- Bank said to focus job cuts on Asia, global cash equities
- Reductions come on top of existing cost-cutting program
Less than a week into his new job, Barclays Plc Chief Executive Officer Jes Staley is mulling deeper cuts at the securities unit that could see an additional 20 percent of bankers lose their jobs, according to people with knowledge of the matter.
Under the plan, the bank is looking to eliminate jobs in Asia and the global cash equities business, the people, who asked not to be identified because the strategy is private, said late Friday. The cuts, which would come on top of an existing program to reduce 7,000 jobs at the investment bank through 2016, could be announced early next year, with the Asia securities division not considered competitive and profitable enough, they said.
“The focus of Barclays’s ‘new’ investment bank is the U.S. and the U.K. and everything else is peripheral, so no surprise Asia is taking the biggest hit,” said Christopher Wheeler, an analyst in London with Atlantic Equities LLP. “The problem is that the investment bank has been subject to ‘death by a thousand cuts’ and morale has been hard hit. It must be hoped this is the last big culling, if the franchise is to survive.”
Staley, who took over Dec. 1, has been tasked with improving profitability at the investment bank, which is lagging the lender’s other divisions and has been hurt by rising costs tied to past misconduct and tougher capital requirements. Since joining in April, Chairman John McFarlane, 68, has pledged to refocus the business on the U.K. and U.S. and has said the bank is reviewing the contributions of operations in Asia and the Middle East, because “we don’t like places that don’t make money.”
A spokeswoman at Barclays said in a statement on Friday that the bank is “constantly monitoring our opportunities in different geographies and businesses.” Barclays employed 20,500 people at the securities unit at the end of 2014.
“The investment bank is the place where we think the returns can be boosted most,” Sandy Chen, an analyst at Cenkos Securities Plc in London with a hold recommendation on Barclays shares, told Bloomberg Television’s Jonathan Ferro on Monday.

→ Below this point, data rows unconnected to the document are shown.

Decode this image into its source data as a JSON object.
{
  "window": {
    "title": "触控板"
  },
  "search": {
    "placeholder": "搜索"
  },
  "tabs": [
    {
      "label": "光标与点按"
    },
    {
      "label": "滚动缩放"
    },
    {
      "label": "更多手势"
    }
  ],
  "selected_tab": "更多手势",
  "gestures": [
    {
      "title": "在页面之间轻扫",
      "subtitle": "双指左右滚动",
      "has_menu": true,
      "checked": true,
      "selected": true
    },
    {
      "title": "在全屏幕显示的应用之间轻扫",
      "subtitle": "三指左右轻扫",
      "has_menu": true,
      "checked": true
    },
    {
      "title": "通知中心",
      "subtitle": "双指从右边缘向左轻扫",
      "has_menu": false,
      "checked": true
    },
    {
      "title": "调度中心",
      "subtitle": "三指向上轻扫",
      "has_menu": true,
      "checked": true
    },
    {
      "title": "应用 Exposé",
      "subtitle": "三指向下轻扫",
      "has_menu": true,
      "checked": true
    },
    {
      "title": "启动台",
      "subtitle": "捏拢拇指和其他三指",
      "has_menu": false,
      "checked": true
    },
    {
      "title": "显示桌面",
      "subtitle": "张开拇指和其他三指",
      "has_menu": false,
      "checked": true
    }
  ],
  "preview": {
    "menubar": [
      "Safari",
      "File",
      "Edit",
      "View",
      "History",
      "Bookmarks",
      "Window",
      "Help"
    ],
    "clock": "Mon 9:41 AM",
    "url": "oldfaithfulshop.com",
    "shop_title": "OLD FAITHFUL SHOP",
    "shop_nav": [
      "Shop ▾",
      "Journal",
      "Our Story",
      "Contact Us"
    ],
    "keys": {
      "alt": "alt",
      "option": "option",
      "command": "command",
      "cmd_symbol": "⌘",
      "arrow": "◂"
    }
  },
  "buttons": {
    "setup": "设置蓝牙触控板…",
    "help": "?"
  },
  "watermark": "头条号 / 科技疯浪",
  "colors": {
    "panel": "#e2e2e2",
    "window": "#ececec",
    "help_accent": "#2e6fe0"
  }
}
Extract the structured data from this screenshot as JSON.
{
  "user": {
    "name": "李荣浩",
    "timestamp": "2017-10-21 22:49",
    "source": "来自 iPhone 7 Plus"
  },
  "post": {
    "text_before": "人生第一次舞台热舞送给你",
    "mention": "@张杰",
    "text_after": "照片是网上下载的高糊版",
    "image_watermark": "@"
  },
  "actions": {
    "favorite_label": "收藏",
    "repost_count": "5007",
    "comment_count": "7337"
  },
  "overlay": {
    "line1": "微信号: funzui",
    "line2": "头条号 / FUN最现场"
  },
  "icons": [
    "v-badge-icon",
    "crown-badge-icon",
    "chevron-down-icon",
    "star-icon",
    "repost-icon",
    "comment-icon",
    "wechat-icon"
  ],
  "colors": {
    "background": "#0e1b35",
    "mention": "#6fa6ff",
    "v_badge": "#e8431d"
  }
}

Staley “is getting his feet on the ground. He knows investment banking, he knows how to handle all the weaponry on various desks.”
Barclays rose 1.1 percent to 232.10 pence at 8:55 a.m. in London, paring losses this year to about 4.6 percent.
Barclays doesn’t break out figures for the cash-equity business. The bank has been cutting costs at its Asia-Pacific operations, where it generated revenue of 776 million pounds ($1.2 billion) in 2014, about 3 percent of its total, compared with 12.4 billion pounds in the U.K. The bank employed 18,200 staff in the region at the end of last year, according to its annual report.
Other banks are also shutting businesses to focus on more profitable areas. Morgan Stanley is planning to cut as much as a quarter of its fixed-income staff after years of revenue declines and insufficient returns, people with knowledge of the plans said Dec. 1. Standard Chartered Plc, which makes almost all of its profit in Asia, said Nov. 3 it would eliminate 15,000 jobs to help save $2.9 billion by 2018.
When he was appointed in October, Staley told staff he would “complete the necessary transformation and repositioning of the investment bank to a less capital-intensive model” and restore a “collaborative” relationship with regulators. While the securities unit, headed by Tom King, contributes about a third of the bank’s revenue, it has the lowest profitability of four units with a 2.7 percent return on equity in 2014.
“Incremental cuts will make total sense in the context of the weak revenue outlook” for the investment bank, said Ian Gordon, an analyst at Investec Plc, who has a buy rating on the stock. Gordon estimates Barclays will cut 600 million pounds of costs from the investment bank between 2014 and 2017, with group revenue set to drop 3 percent this year.
Staley, a former JPMorgan Chase & Co. investment banker, inherited a strategy from his predecessor Antony Jenkins that involved cutting about a third of employees at the division while reducing its share of total total risk-weighted assets to about a third from a half. Under existing plans, the bank was set to eliminate some 4,500 positions by the end of this year, with a further 2,500 cuts in 2016.
Mike Rake, who is stepping down as Barclays’s deputy chairman at the end of the year, has said Staley will prioritize the investment bank’s advisory and execution operations in London and New York, which includes mergers and acquisitions, debt capital markets and equity capital markets.
“The idea of providing more advisory services does seem a tough goal,” Atlantic Equities’s Wheeler said. “Deutsche Bank has said something similar. However, a brief look at the M&A league tables will tell you how entrenched Goldman Sachs, JPMorgan, Morgan Stanley and Bank of America are” in this area.